When people say that a certain policy is a bad policy because it’s not efficient while market is, they tend to forget the almost mandatory concerns of fairness—however hazy and imprecise–that any government needs to have. For any government, if it’s crippled with the inability to transfer wealth to people, then it is far from obvious that it should choose efficient policies. Even if one doesn’t care for the poor, (yes such people can exist too), one must remember that there are significant links between propensity to commit crimes, violence and burglary once your income drops. Isn’t it somewhat obvious that one who has too little to lose will probably commit all kinds of crimes? For a person who has barely any food to eat, an act of burglary, if not caught, can yield substantial returns. If caught, he will end up in a jail which also is probably not all that worse than his current status. A planner needs to be aware, sensitive and pragmatic about this.

At the same time, an aspect of economics which makes it probably as powerful as what it is, and an aspect that is completely absent in this post, is incentives. Everyone needs an incentive to work.
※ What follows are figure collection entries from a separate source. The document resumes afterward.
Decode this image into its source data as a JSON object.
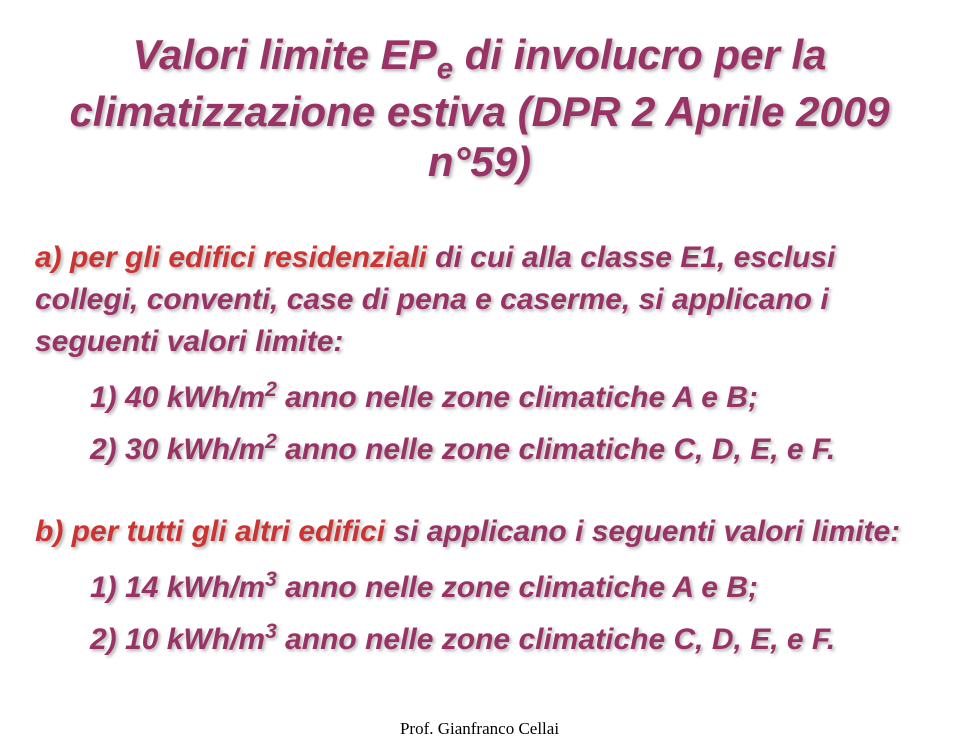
{
  "title": {
    "line1_pre": "Valori limite EP",
    "subscript": "e",
    "line1_post": " di involucro per la",
    "line2": "climatizzazione estiva (DPR 2 Aprile 2009 n°59)"
  },
  "sectionA": {
    "intro_red_a": "a)",
    "intro_red_text": " per gli edifici residenziali",
    "intro_rest": " di cui alla classe E1, esclusi collegi, conventi, case di pena e caserme, si applicano i seguenti valori limite:",
    "item1_num": "1) 40 kWh/m",
    "item1_sup": "2",
    "item1_rest": " anno nelle zone climatiche A e B;",
    "item2_num": "2) 30 kWh/m",
    "item2_sup": "2",
    "item2_rest": " anno nelle zone climatiche C, D, E, e F."
  },
  "sectionB": {
    "intro_red_b": "b)",
    "intro_red_text": " per tutti gli altri edifici",
    "intro_rest": " si applicano i seguenti valori limite:",
    "item1_num": "1) 14 kWh/m",
    "item1_sup": "3",
    "item1_rest": " anno nelle zone climatiche A e B;",
    "item2_num": "2) 10 kWh/m",
    "item2_sup": "3",
    "item2_rest": " anno nelle zone climatiche C, D, E, e F."
  },
  "footer": "Prof. Gianfranco Cellai",
  "colors": {
    "primary": "#993366",
    "accent": "#cc3333",
    "background": "#ffffff",
    "footer_text": "#000000"
  },
  "typography": {
    "title_fontsize": 42,
    "content_fontsize": 30,
    "footer_fontsize": 17,
    "font_weight": "bold",
    "font_style": "italic"
  }
}
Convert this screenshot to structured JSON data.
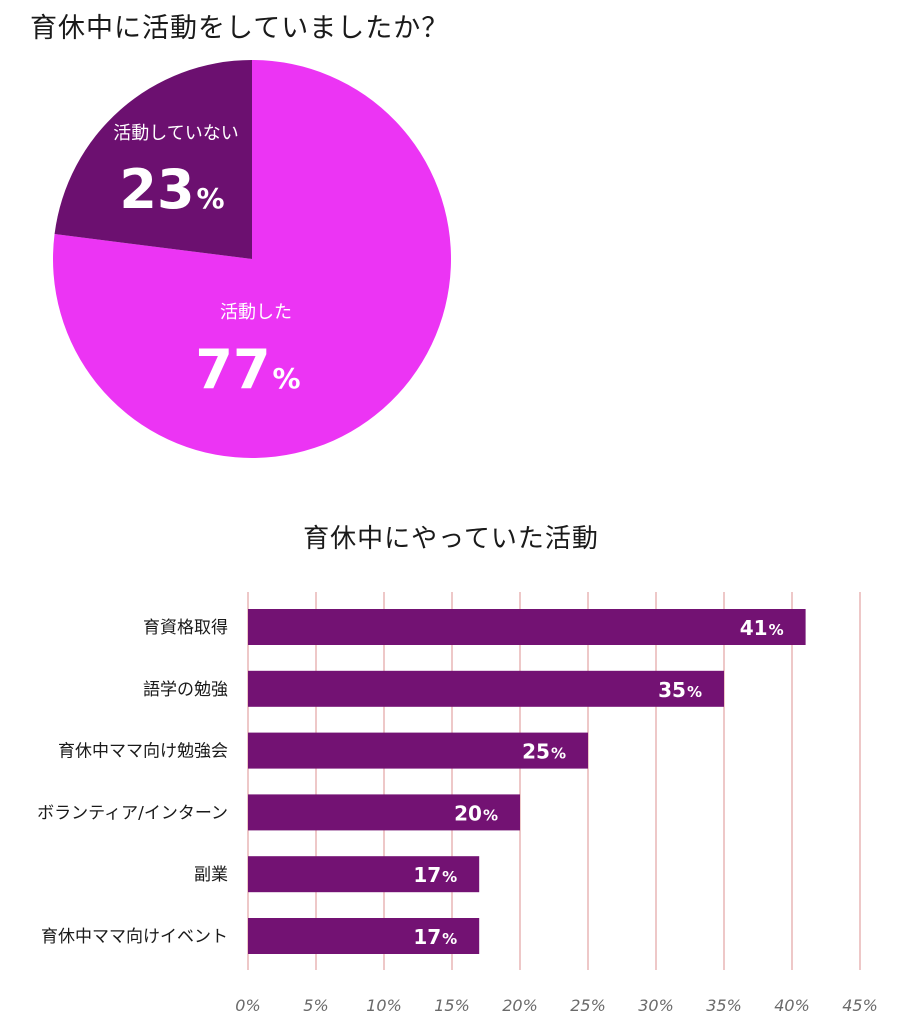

Yes, even the bleeding hearts have their fancy handbags and perfumes, their conferences in Delhi’s plush India Habitat Centre with cocktail dinners, the FabIndia saris and what not, that act as incentives on a discussion on poverty.

If the government gives free food to the poor, how do we know that they would still go and work in the field? And if they don’t, who produces food? A planner needs to be aware of this. Most right-wingers, who call for market-oriented approaches, are largely focused on these issues. So even if they, for a moment, miss the point about fairness, this concern is well-founded. What we need therefore, are people whose heart is in the right place in terms of caring for the poor but who have enough experience to know how powerful incentives are. It is the people with these sensitivities and pragmatism who will help us solve the problem of efficient and fair policies as India takes a jump ahead. For now, we can safely laugh at those who mock the right-wingers as lacking concern for the poor. Many right-wingers have their hearts pretty much in the right place. Not widely understood is the role of the welfare theorems in pushing for market-based economies and fair outcomes, though. Coupled with that though, they will do a splendid job.

As I said, these are exciting times and I am quite optimistic.